Ben Rızvan İsmailov. 1969 yılında Gürcistan'ın Bolsini şehrinde dünyaya geldim. İlk tahsilimi Rus Okulu'nda tamamladıktan sonra Bakü'ye giderek Azim Azimzade Azerbaycan Ressamlık Okulu'nda eğitim gördüm. Bakü'de bir yıl dini hazırlık kursu geçirdikten sonra Kum İlim Havzaları dini tahsil aldım. 1995 yılında Kum şehrinden Gürcistan'a döndüğümden bu yana din hizmetiyle meşgul oldum; birkaç alim arkadaşımla birlikte Ehlibeyt yolunda hizmet etmeye çalışıyoruz. Evliyim; Ali Rıza, Zehra ve Esma adlarında üç çocuk babasıyım.

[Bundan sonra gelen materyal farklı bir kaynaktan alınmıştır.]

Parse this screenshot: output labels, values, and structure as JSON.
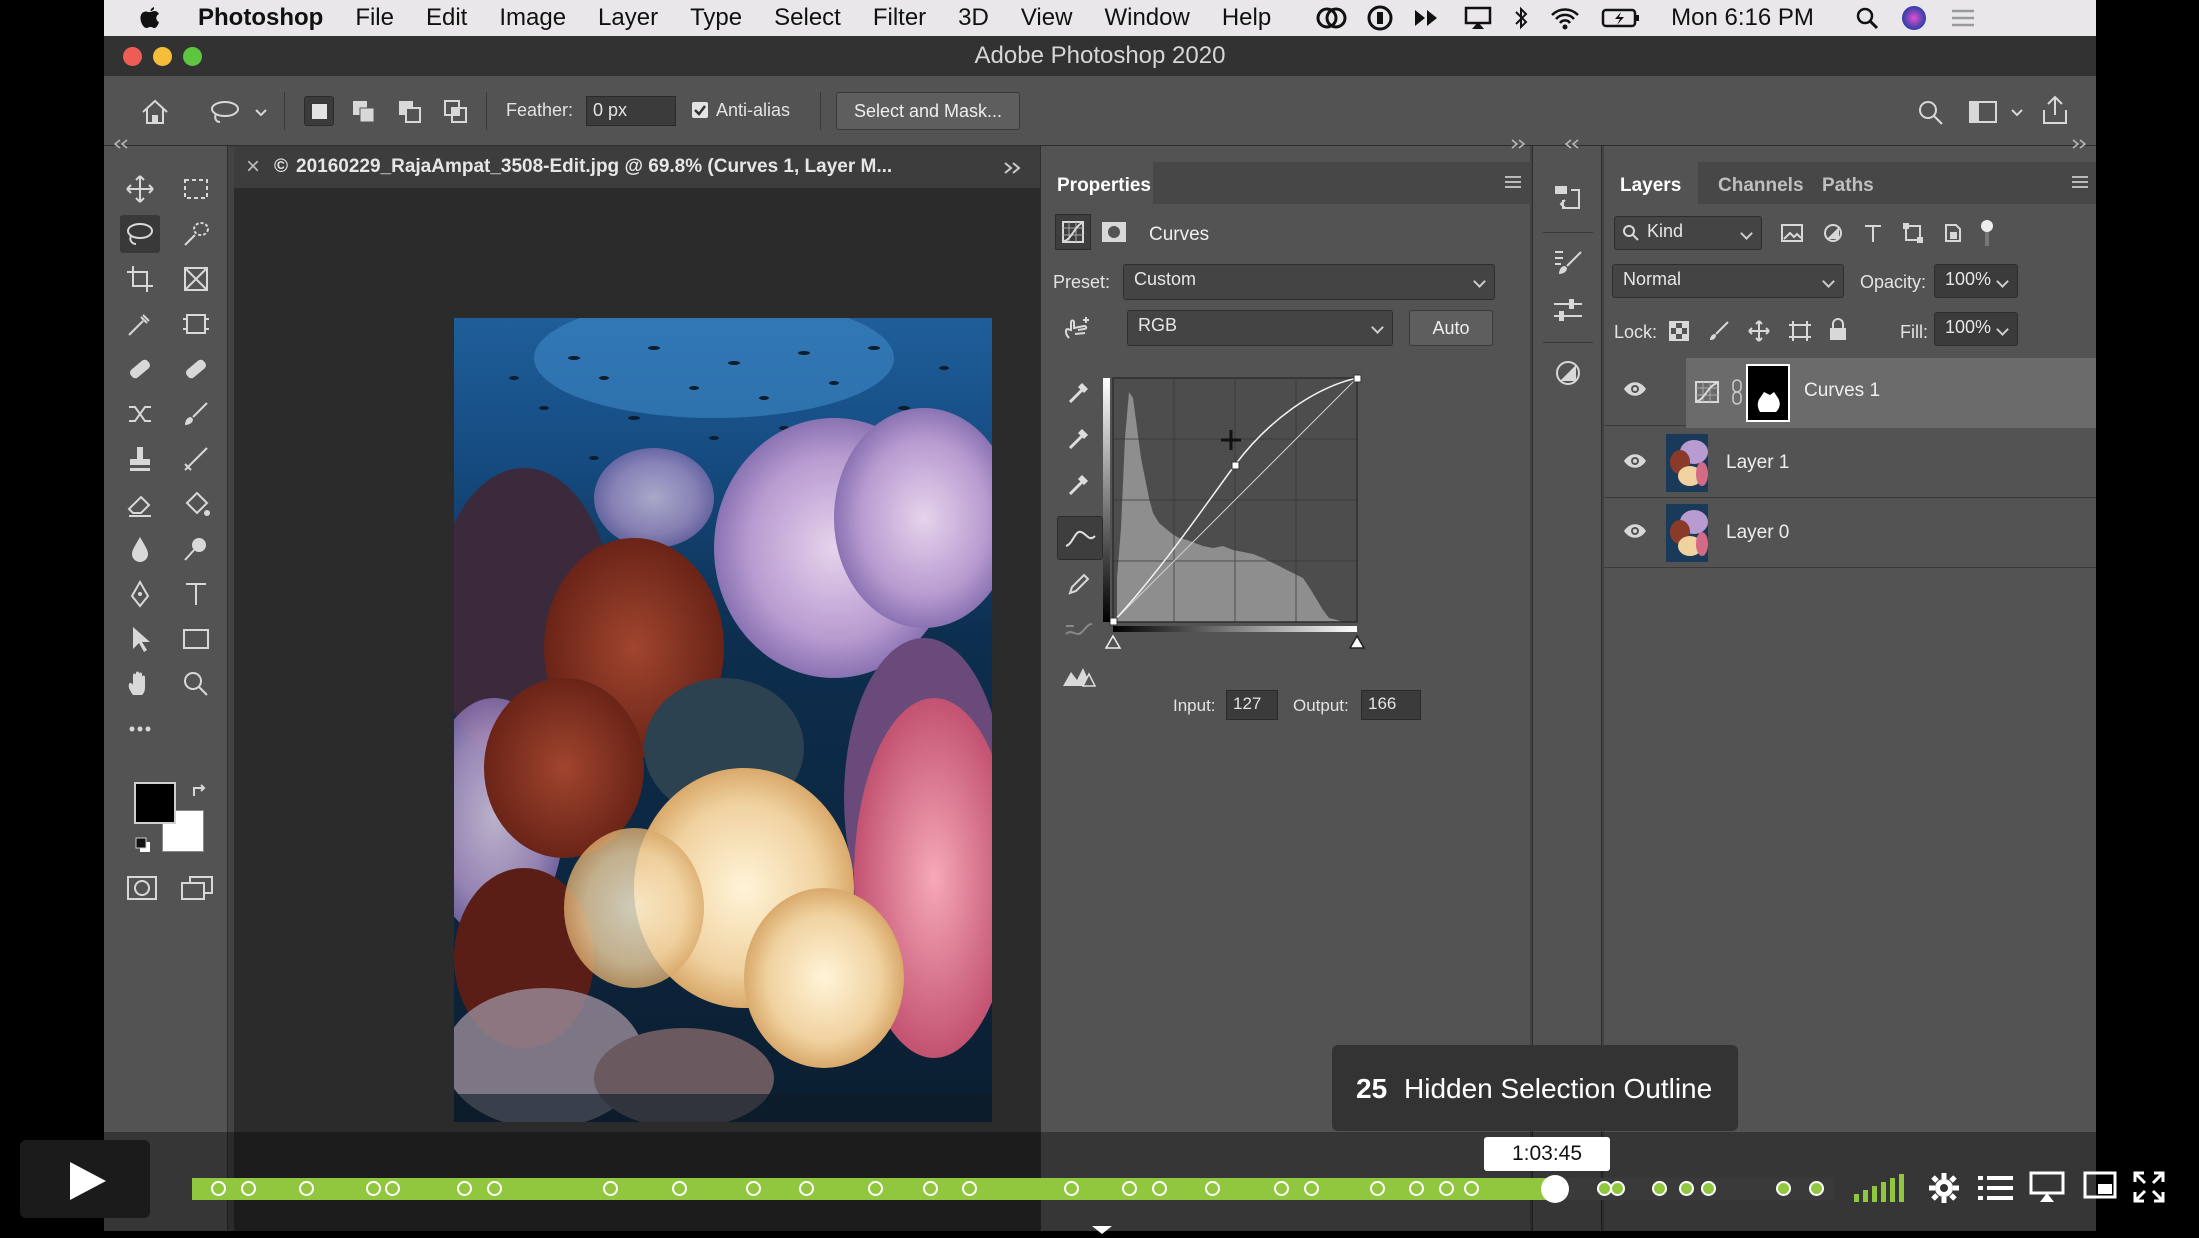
{
  "menubar": {
    "app_name": "Photoshop",
    "items": [
      "File",
      "Edit",
      "Image",
      "Layer",
      "Type",
      "Select",
      "Filter",
      "3D",
      "View",
      "Window",
      "Help"
    ],
    "clock": "Mon 6:16 PM"
  },
  "window": {
    "title": "Adobe Photoshop 2020"
  },
  "options_bar": {
    "feather_label": "Feather:",
    "feather_value": "0 px",
    "antialias_label": "Anti-alias",
    "select_mask_label": "Select and Mask..."
  },
  "document": {
    "tab_title": "20160229_RajaAmpat_3508-Edit.jpg @ 69.8% (Curves 1, Layer M...",
    "copyright_symbol": "©",
    "close_glyph": "×"
  },
  "properties": {
    "tab_label": "Properties",
    "adjustment_name": "Curves",
    "preset_label": "Preset:",
    "preset_value": "Custom",
    "channel_value": "RGB",
    "auto_label": "Auto",
    "input_label": "Input:",
    "input_value": "127",
    "output_label": "Output:",
    "output_value": "166"
  },
  "layers_panel": {
    "tabs": [
      "Layers",
      "Channels",
      "Paths"
    ],
    "filter_kind": "Kind",
    "blend_mode": "Normal",
    "opacity_label": "Opacity:",
    "opacity_value": "100%",
    "lock_label": "Lock:",
    "fill_label": "Fill:",
    "fill_value": "100%",
    "layers": [
      {
        "name": "Curves 1",
        "selected": true
      },
      {
        "name": "Layer 1",
        "selected": false
      },
      {
        "name": "Layer 0",
        "selected": false
      }
    ]
  },
  "video_player": {
    "chapter_number": "25",
    "chapter_title": "Hidden Selection Outline",
    "hover_time": "1:03:45",
    "hover_time_prefix": "1:",
    "progress_fraction": 0.83,
    "accent_color": "#90c73f"
  }
}
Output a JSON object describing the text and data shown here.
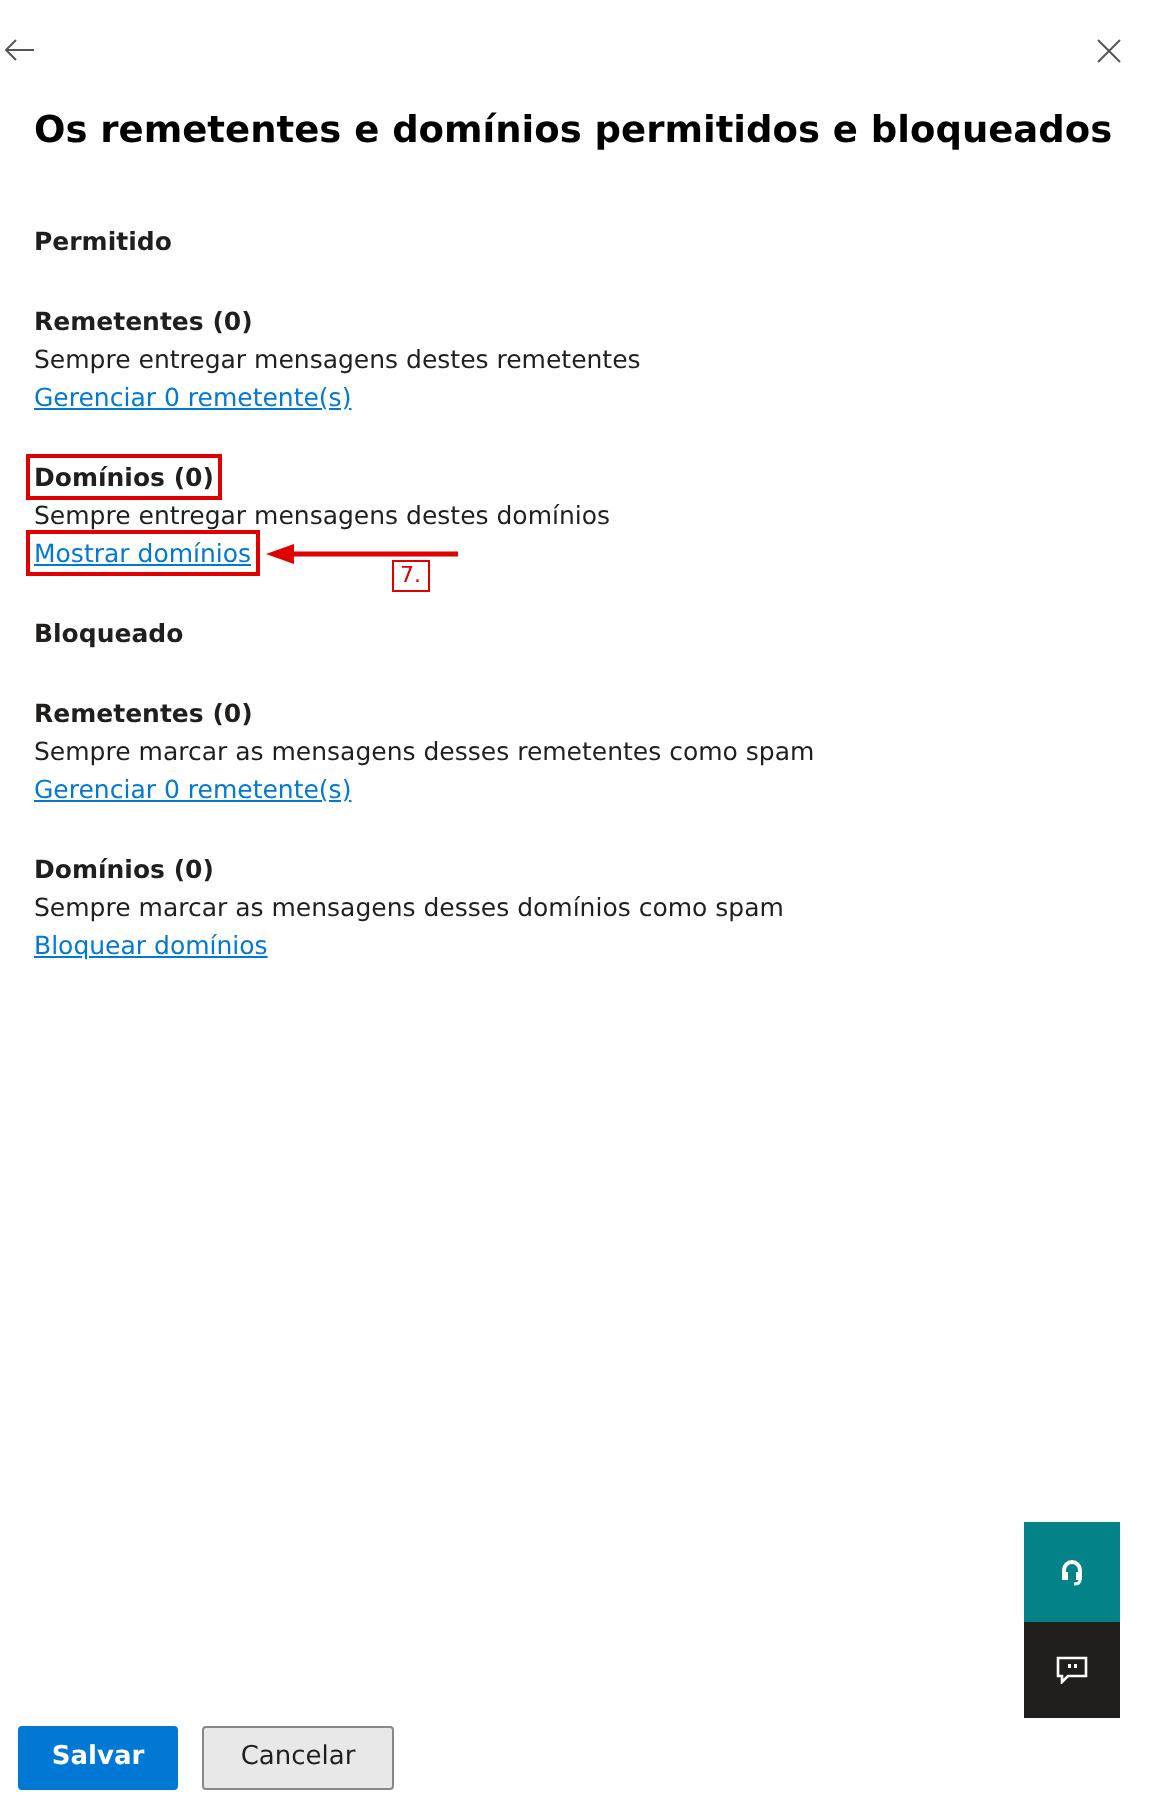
{
  "title": "Os remetentes e domínios permitidos e bloqueados",
  "sections": [
    {
      "heading": "Permitido",
      "groups": [
        {
          "heading": "Remetentes (0)",
          "heading_highlighted": false,
          "description": "Sempre entregar mensagens destes remetentes",
          "link": "Gerenciar 0 remetente(s)",
          "link_highlighted": false
        },
        {
          "heading": "Domínios (0)",
          "heading_highlighted": true,
          "description": "Sempre entregar mensagens destes domínios",
          "link": "Mostrar domínios",
          "link_highlighted": true,
          "callout": "7."
        }
      ]
    },
    {
      "heading": "Bloqueado",
      "groups": [
        {
          "heading": "Remetentes (0)",
          "heading_highlighted": false,
          "description": "Sempre marcar as mensagens desses remetentes como spam",
          "link": "Gerenciar 0 remetente(s)",
          "link_highlighted": false
        },
        {
          "heading": "Domínios (0)",
          "heading_highlighted": false,
          "description": "Sempre marcar as mensagens desses domínios como spam",
          "link": "Bloquear domínios",
          "link_highlighted": false
        }
      ]
    }
  ],
  "buttons": [
    {
      "label": "Salvar",
      "kind": "primary"
    },
    {
      "label": "Cancelar",
      "kind": "secondary"
    }
  ]
}
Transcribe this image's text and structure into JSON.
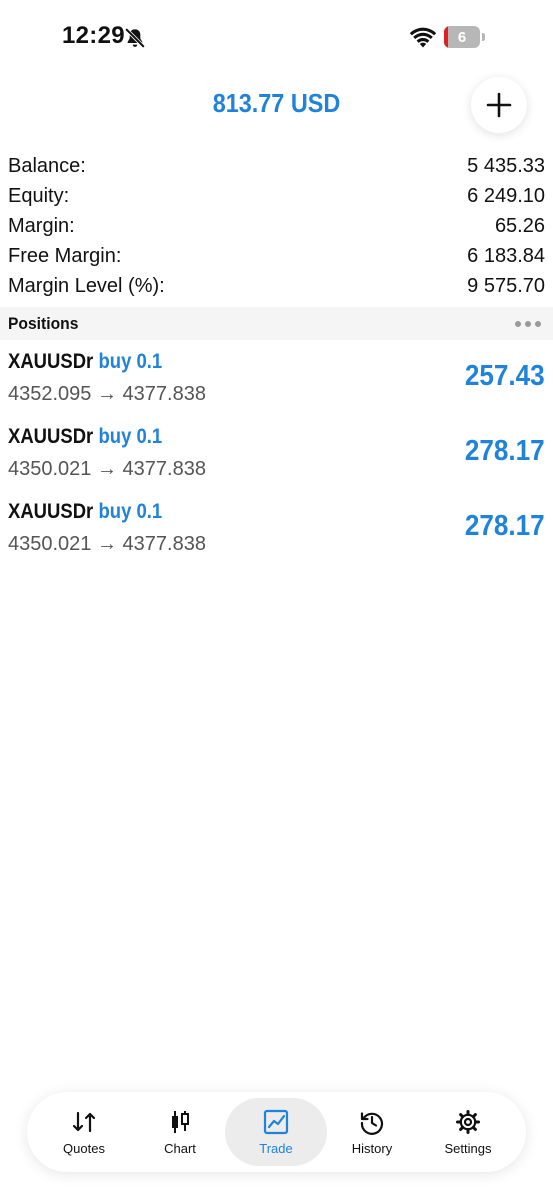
{
  "status_bar": {
    "time": "12:29",
    "battery": "6"
  },
  "header": {
    "title": "813.77 USD"
  },
  "summary": [
    {
      "label": "Balance:",
      "value": "5 435.33"
    },
    {
      "label": "Equity:",
      "value": "6 249.10"
    },
    {
      "label": "Margin:",
      "value": "65.26"
    },
    {
      "label": "Free Margin:",
      "value": "6 183.84"
    },
    {
      "label": "Margin Level (%):",
      "value": "9 575.70"
    }
  ],
  "positions_section": {
    "title": "Positions"
  },
  "positions": [
    {
      "symbol": "XAUUSDr",
      "side": "buy 0.1",
      "prices": "4352.095 → 4377.838",
      "profit": "257.43"
    },
    {
      "symbol": "XAUUSDr",
      "side": "buy 0.1",
      "prices": "4350.021 → 4377.838",
      "profit": "278.17"
    },
    {
      "symbol": "XAUUSDr",
      "side": "buy 0.1",
      "prices": "4350.021 → 4377.838",
      "profit": "278.17"
    }
  ],
  "tabs": [
    {
      "label": "Quotes",
      "icon": "quotes-icon"
    },
    {
      "label": "Chart",
      "icon": "candlestick-icon"
    },
    {
      "label": "Trade",
      "icon": "trade-icon"
    },
    {
      "label": "History",
      "icon": "history-icon"
    },
    {
      "label": "Settings",
      "icon": "gear-icon"
    }
  ],
  "colors": {
    "accent": "#1f82db",
    "text": "#111111",
    "muted": "#555555",
    "section_bg": "#f5f5f5"
  }
}
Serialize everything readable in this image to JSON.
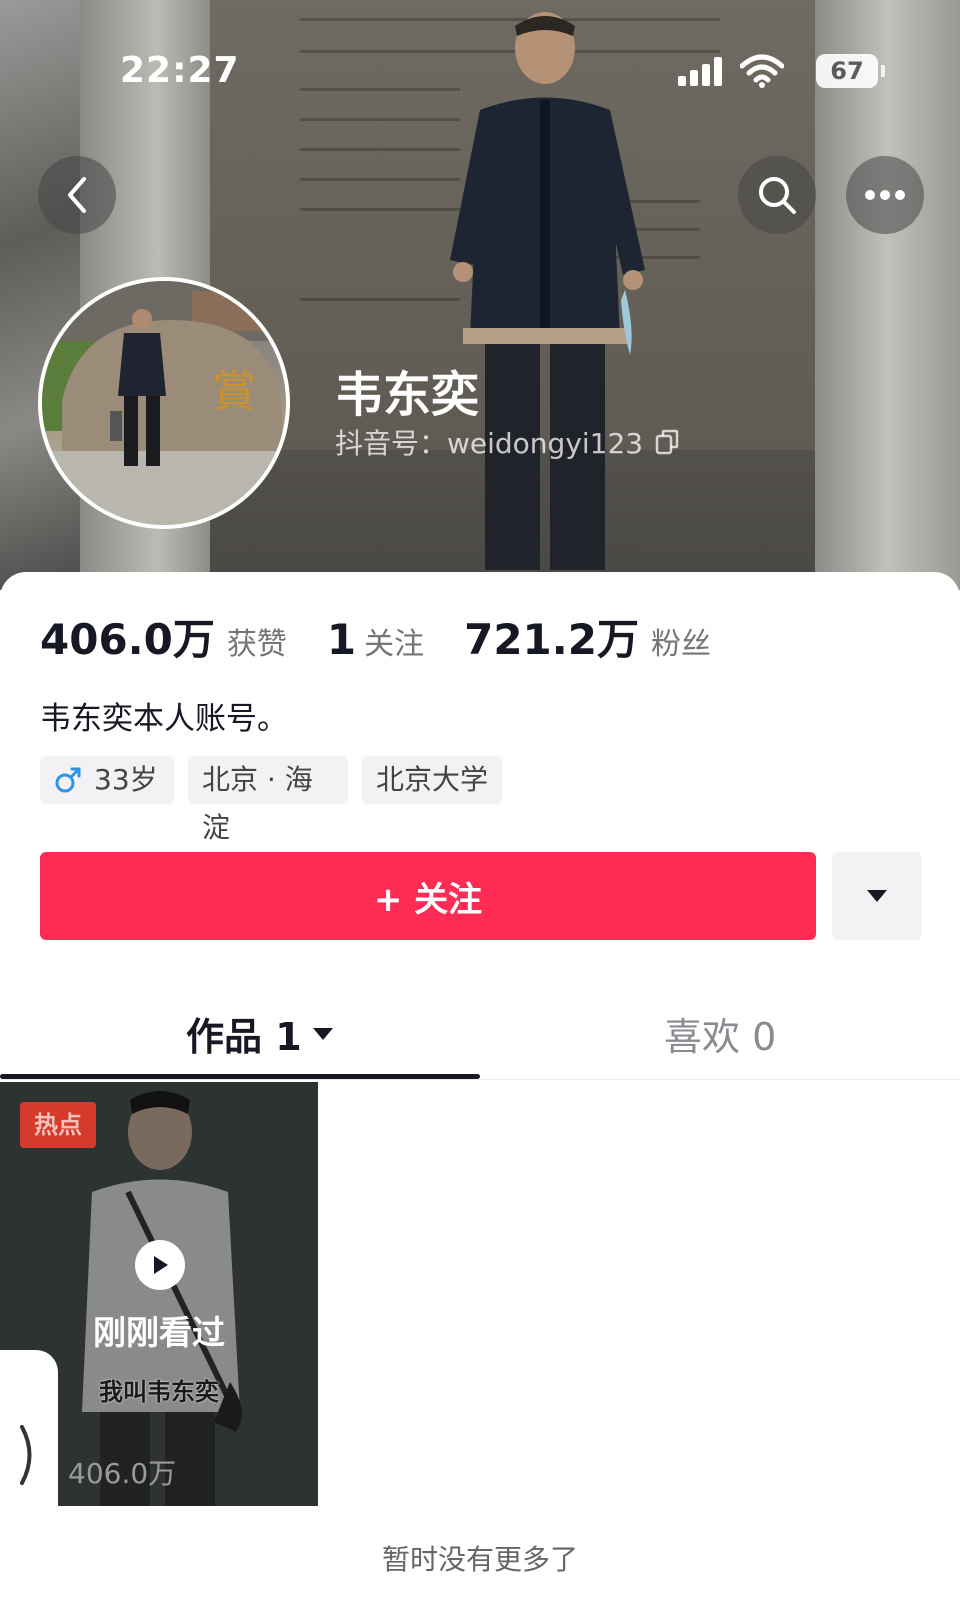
{
  "status_bar": {
    "time": "22:27",
    "battery": "67"
  },
  "profile": {
    "nickname": "韦东奕",
    "douyin_id": "抖音号：weidongyi123",
    "bio": "韦东奕本人账号。"
  },
  "stats": [
    {
      "value": "406.0万",
      "label": "获赞"
    },
    {
      "value": "1",
      "label": "关注"
    },
    {
      "value": "721.2万",
      "label": "粉丝"
    }
  ],
  "tags": {
    "age": "33岁",
    "location": "北京 · 海淀",
    "school": "北京大学"
  },
  "actions": {
    "follow_label": "+ 关注"
  },
  "tabs": {
    "works": "作品 1",
    "likes": "喜欢 0"
  },
  "video": {
    "badge": "热点",
    "watched_label": "刚刚看过",
    "caption": "我叫韦东奕",
    "like_count": "406.0万"
  },
  "footer": "暂时没有更多了",
  "colors": {
    "accent": "#fe2c55",
    "male_icon": "#2b95e9"
  },
  "icons": [
    "back-icon",
    "search-icon",
    "more-icon",
    "signal-icon",
    "wifi-icon",
    "copy-icon",
    "male-icon",
    "chevron-down-icon",
    "play-icon",
    "chevron-right-icon"
  ]
}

Zeynebiye.com: Gürcistan'da İslam Tarihi hakkında bizleri bilgilendirir misiniz?
Hacı Rızvan: Gürcistan halkı İkinci Halife Ömer'in zamanında İslam dinini kabul etmiştir. 646 yılında İslam komutanı Habip İbni Mesleme'nin komutasındaki askerle Gürcistan topraklarına girdiğinde zamanın Gürcü hükümdarı, bu büyük ordu karşısında direnmeyi lüzumsuz görerek elçilerini İslam ordusunun karşısına çok kıymetli hediyelerle gönderdi. Bunun sonucunda Gürcistan, savaşmadan İslam topraklarına katılmış oldu. Gürcülerin sorunsuz bir şekilde teslim olduğunu gören Habip İbni Mesleme onlara hoşgörülü davranarak can ve mal güvenliklerini garanti altına aldı. Gürcülerden sadece, gayrimüslimlerden alınan vergi talep edildi. Onlardan gönüllü olarak İslam'ı seçenlerden bu da alınmayacaktı. Bu iyi niyet Gürcü ahalisinden önemli kitlelerin İslam'a geçmesini sağladı. Gürcüler İslam ordusuna "yardımcı" gözüyle bakıyorlardı. Çünkü o ana dek Gürcistan topraklarına giren hiçbir ordudan böylesine bir iyi niyet görmemiştiler. Bu yüzden bu ordu Gürcistan tarihinde de yardımcı olarak nitelendirilmiştir.
Bunun ardından valilik oluşturuldu ve Tiflis valiliği, birkaç asır boyunca İslam topraklarının kuzey sınırını teşkil etti. Müslüman hükümdarlar bu valiliğe çok önem veriyor kuzeyden gelen saldırılara karşı buraya çok dikkat ediyorlardı. Tiflis'in ilk valileri Hz. Hamza Seyyid'üş Şüheda'nın neslinden seyyitler olmuştur.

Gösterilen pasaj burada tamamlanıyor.